Cameroon goes to polls as Biya seeks seventh term


FE Team | Published: October 07, 2018 12:55:08 | Updated: October 11, 2018 15:44:05


Electoral Placards of Cameroon President Paul Biya (R) and candidate Joshua Osih of Social Democratic Front party are pictured in Yaounde, Cameroon on Friday — Reuters photo

Cameroonians head to the polls on Sunday in an election widely expected to extend the 36-year rule of President Paul Biya and confirm his place as one of Africa’s last multi-decade leaders.

A victory for Biya, who has ruled since 1982, would usher in a seventh term for the 85-year-old and see him stay until at least the age of 92, bucking a tentative trend in Africa where many countries have installed presidential term limits. The only current African president to have ruled longer is Equatorial Guinea’s Teodoro Obiang Nguema Mbasogo, reports Reuters.

It would maintain a long held status quo in the oil and cocoa producing Central African country where, despite relative economic stability and growth of over 4 per cent a year since Biya was last elected in 2011, many of its 24 million citizens live in deep poverty. Most have only known one president.

Looming over the polls is a secessionist uprising in the Anglophone Northwest and Southwest regions that has cost hundreds of lives and forced thousands to flee either to the French-speaking regions or into neighbouring Nigeria. Ghost towns remain, where the few who have stayed say they are afraid to go out and vote.

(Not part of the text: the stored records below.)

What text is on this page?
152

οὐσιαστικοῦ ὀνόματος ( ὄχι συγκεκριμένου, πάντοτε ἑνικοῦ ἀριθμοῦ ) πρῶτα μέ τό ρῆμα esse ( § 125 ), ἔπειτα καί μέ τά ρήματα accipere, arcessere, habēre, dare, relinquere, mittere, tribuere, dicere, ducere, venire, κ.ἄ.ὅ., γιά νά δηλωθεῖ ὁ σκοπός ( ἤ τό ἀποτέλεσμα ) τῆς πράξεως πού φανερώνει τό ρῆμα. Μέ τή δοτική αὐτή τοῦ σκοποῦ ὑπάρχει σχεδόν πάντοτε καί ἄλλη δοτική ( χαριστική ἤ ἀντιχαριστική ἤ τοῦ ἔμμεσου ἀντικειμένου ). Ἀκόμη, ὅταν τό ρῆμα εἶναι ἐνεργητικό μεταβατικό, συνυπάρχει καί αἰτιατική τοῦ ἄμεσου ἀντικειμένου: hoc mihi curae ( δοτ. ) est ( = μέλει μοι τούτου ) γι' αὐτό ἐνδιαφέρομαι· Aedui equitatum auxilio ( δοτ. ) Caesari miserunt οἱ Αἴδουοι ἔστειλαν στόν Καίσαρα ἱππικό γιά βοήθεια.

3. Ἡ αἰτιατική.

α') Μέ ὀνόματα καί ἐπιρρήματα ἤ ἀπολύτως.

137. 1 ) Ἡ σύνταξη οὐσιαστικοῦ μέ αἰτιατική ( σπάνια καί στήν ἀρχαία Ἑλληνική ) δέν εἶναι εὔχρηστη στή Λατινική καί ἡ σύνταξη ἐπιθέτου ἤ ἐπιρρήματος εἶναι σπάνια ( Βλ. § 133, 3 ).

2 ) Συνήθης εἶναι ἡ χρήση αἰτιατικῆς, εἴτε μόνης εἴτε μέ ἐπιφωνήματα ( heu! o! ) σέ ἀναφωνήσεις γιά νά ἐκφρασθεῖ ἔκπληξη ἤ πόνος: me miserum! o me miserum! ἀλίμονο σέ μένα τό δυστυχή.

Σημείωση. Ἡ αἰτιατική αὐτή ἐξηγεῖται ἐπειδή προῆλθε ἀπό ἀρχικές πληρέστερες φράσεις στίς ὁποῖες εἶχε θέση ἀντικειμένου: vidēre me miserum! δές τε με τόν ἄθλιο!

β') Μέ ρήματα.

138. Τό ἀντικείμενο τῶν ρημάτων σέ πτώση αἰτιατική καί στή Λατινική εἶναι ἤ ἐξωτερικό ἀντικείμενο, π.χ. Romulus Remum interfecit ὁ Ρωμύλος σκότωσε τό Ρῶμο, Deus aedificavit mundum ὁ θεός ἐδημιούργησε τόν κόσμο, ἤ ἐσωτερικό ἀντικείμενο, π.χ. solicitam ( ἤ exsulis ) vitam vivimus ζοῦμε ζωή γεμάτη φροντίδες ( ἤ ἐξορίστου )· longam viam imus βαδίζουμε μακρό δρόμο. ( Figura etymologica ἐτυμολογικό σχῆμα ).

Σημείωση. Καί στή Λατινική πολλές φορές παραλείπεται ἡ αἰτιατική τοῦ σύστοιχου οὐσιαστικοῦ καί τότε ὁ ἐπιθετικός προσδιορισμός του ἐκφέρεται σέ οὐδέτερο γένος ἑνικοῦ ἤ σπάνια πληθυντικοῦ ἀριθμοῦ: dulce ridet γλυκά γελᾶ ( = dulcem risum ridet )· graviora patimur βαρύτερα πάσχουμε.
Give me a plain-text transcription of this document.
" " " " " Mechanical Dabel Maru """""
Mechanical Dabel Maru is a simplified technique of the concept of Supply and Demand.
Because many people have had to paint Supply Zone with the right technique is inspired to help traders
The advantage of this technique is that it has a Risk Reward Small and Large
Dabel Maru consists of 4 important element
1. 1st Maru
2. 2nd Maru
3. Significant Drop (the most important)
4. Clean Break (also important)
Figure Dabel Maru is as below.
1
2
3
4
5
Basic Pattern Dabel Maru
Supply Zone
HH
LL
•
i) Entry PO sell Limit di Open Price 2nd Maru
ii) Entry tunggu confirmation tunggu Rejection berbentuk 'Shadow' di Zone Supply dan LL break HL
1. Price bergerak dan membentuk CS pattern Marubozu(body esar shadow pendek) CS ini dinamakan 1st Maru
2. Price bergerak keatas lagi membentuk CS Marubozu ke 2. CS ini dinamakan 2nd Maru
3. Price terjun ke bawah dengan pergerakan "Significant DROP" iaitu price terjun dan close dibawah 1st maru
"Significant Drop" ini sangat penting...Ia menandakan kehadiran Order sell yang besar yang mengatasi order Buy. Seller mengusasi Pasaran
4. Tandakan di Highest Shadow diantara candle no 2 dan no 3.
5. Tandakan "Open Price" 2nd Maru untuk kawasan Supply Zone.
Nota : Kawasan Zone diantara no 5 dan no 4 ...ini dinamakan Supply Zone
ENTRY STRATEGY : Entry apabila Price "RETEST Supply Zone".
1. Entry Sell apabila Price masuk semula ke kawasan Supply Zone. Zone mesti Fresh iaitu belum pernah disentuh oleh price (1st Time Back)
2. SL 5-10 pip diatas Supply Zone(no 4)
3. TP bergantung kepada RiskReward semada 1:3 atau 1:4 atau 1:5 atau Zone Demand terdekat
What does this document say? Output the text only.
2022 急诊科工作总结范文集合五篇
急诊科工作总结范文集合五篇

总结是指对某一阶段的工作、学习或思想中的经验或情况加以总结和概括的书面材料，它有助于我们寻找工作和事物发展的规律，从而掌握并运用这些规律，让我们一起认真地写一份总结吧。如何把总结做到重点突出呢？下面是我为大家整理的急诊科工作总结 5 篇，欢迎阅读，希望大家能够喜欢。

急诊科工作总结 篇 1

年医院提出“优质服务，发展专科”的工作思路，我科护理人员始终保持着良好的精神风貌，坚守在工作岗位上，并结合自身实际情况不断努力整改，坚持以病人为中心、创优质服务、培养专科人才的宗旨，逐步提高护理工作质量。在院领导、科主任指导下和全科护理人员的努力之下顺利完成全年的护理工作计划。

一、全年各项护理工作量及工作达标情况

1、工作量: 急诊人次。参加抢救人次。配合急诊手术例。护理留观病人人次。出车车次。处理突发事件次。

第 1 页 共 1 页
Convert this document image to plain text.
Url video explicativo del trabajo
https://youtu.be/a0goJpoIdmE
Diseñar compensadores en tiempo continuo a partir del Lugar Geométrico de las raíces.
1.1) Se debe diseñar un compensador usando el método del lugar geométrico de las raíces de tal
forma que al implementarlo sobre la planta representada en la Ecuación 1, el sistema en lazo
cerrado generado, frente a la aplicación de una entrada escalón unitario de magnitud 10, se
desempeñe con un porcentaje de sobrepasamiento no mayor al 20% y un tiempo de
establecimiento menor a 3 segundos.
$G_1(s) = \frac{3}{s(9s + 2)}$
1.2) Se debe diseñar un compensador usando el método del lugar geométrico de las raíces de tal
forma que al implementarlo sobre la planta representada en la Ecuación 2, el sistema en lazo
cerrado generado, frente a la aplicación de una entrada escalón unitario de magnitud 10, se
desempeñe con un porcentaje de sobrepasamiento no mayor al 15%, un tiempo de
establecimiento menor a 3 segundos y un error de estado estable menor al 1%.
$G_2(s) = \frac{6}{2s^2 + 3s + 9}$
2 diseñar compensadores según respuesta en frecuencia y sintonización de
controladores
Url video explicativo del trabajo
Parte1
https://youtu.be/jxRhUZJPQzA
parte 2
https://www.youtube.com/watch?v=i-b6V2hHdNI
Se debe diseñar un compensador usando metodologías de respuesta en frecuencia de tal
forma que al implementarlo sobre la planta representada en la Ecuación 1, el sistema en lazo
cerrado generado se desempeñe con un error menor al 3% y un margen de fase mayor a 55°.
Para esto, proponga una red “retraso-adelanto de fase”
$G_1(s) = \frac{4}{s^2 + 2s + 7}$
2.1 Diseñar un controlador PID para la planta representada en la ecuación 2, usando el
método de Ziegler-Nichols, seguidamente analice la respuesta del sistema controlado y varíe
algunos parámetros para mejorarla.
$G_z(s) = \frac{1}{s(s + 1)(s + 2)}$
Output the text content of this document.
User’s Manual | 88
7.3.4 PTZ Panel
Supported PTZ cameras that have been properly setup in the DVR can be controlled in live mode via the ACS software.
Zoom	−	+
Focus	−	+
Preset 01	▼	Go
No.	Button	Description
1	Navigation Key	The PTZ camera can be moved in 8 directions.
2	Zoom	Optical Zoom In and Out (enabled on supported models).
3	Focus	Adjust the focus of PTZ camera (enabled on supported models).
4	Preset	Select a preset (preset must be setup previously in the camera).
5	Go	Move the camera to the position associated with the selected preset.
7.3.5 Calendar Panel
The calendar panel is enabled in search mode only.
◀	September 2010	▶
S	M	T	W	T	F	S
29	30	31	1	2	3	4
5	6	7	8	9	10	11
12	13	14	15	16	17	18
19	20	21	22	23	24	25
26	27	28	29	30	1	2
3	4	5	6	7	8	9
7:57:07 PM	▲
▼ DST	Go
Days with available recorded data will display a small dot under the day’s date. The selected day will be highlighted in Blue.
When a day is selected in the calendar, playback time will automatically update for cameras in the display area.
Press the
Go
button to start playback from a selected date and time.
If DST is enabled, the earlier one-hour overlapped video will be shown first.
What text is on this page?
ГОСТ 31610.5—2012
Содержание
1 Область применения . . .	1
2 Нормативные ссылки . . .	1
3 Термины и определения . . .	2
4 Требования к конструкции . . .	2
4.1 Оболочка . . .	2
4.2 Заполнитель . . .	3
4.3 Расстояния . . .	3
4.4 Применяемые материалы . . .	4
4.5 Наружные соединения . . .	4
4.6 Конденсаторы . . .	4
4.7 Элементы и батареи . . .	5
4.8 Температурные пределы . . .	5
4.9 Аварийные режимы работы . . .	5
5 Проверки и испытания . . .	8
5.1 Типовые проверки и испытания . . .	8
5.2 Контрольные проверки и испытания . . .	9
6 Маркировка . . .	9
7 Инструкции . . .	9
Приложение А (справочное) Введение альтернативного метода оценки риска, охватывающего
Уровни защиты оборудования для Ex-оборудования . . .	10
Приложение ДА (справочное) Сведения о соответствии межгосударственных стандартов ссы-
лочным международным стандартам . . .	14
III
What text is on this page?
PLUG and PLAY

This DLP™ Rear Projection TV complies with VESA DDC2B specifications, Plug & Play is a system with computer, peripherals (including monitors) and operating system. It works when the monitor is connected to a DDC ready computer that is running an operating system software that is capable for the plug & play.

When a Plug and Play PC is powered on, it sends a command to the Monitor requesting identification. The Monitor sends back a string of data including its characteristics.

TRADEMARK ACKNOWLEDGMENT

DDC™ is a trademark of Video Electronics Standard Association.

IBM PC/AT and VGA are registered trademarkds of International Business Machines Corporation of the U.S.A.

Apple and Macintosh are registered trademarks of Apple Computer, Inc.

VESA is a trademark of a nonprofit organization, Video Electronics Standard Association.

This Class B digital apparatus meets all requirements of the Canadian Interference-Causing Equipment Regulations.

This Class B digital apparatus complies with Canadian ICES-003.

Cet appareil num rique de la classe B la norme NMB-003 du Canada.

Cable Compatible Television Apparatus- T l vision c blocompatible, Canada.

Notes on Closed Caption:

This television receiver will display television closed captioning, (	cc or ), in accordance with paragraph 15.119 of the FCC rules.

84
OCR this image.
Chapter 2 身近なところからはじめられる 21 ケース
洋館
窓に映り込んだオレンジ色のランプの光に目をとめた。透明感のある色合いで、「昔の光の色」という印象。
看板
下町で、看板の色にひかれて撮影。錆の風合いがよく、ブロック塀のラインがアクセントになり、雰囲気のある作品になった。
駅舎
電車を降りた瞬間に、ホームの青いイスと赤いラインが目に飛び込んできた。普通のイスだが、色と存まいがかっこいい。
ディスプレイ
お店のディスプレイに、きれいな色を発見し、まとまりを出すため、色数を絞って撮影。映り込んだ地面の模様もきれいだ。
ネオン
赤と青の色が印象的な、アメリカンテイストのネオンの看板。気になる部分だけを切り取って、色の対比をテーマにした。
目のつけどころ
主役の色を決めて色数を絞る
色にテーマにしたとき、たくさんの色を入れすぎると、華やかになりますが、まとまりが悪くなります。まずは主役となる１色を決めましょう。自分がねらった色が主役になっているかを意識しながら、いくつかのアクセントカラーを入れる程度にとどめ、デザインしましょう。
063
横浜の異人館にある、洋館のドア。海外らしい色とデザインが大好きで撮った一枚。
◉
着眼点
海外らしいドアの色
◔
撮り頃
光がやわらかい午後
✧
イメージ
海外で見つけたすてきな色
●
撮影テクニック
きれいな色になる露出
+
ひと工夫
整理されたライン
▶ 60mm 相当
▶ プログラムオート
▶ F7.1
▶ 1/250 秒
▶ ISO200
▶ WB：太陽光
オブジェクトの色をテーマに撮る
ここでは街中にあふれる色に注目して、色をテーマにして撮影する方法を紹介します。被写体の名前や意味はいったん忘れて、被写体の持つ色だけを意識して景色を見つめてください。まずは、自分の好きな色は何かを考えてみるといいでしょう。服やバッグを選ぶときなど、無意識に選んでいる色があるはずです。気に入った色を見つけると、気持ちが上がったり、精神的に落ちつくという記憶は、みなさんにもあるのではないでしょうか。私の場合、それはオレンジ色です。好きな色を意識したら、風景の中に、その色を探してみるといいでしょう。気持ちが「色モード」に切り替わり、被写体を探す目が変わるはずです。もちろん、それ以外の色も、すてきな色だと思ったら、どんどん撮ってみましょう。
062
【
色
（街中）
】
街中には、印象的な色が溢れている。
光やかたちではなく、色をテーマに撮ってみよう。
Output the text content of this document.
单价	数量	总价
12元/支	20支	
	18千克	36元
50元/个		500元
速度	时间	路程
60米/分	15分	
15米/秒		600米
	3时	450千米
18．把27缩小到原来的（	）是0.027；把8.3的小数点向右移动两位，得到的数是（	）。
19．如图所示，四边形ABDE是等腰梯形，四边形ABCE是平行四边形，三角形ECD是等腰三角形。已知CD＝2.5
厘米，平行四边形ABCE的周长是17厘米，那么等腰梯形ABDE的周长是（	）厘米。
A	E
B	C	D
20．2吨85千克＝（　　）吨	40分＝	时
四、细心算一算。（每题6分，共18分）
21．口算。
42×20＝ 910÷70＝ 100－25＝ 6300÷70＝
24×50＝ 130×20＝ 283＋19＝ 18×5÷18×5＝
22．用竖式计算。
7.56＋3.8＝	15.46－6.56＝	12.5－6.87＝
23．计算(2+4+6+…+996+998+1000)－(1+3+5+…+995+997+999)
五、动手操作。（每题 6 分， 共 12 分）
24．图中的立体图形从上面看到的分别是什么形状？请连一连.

Some opposition parties have united in an effort to bolster support and harness discontent about the country’s crumbling infrastructure and about Biya, who they say has ruled Cameroon like a personal fiefdom for too long. The president goes years without convening cabinet meetings and spends long stretches out of the country with his wife Chantal, most often holidaying in Switzerland.

“There are many problems. There are no roads, no hospitals. We are poor. Biya must go,” said 31-year-old businessman Emmanuel Bassong during an opposition rally in the capital Yaounde on Saturday.

The odds, and history, are against the opposition, including the main candidate, Joshua Osih of the Social Democratic Front. In 2011, Biya won with 78 per cent of the vote in an election that the United States state department described as “flawed” and “marked by irregularities.”

The African Union and other organisations are monitoring Sunday’s vote, but opposition candidates have already complained of efforts to fix the election in Biya’s favour.